A county court issued a stay Monday to prevent the city of Pittsburgh from enforcing the city’s recently approved gun rules while legal challenges by gun-rights groups are being resolved.
“We want to make sure the public is aware of the fact that these ordinances are stayed and that there’s not going to be any enforcement of these ordinances until Judge James has an opportunity to decide the matter,” Joshua Prince, one of the plaintiff attorneys, told the Pittsburgh Post-Gazette.
City Of Pittsburgh Agrees Not To Enforce Gun Control Legislation During Ongoing Court Proceedings https://t.co/yHdzAyKcO0
— Cam Edwards (@CamEdwards) May 20, 2019
Plaintiffs, who include Allegheny County Sportsmen’s League and Firearm Owners Against Crime, as well as three individuals, filed lawsuits against the city April 9, the same day that Mayor Bill Peduto signed three gun-control bills into law, according to the Tribune.

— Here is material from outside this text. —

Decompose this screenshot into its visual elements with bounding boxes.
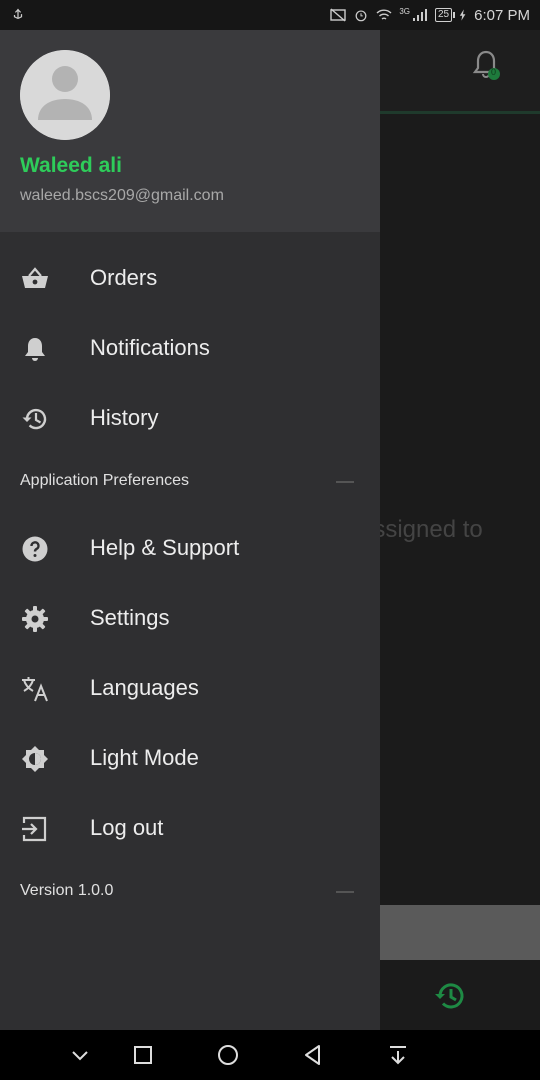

The bills restrict the use of assault rifles, ban “large capacity” gun magazines of more than 10 rounds, and allow courts to temporarily take guns from people who are deemed threats, the Tribune reported. (RELATED: NRA Seeks To Stop Pittsburgh Gun Ban As Lawsuits Head To Court)
The laws were proposed after the Tree of Life synagogue shooting in October 2018 that killed 11 people. The city council voted 6-3 in favor of the laws April 2. City residents who already own guns or equipment subject to the new laws will be grandfathered.
Attorneys for Everytown for Gun Safety, an anti-gun organization founded by former New York Mayor Michael Bloomberg, is defending the city of Pittsburgh for free.
“We are here because the city has passed ordinances that we believe advance the cause of gun safety (and) will prevent future gun violence, and we are here to defend those laws on behalf of the city,” said Eric Tirschwell, litigation director for the group.
Pittsburgh faces two other lawsuits over the gun laws, including one brought by the National Rifle Association (NRA) specifically challenging the ban on certain magazines, and one brought by four individuals “who will be forced to alter their behavior and to incur additional expense” under the regulations, according to the Post-Gazette.
The status of other litigation is not known at this time.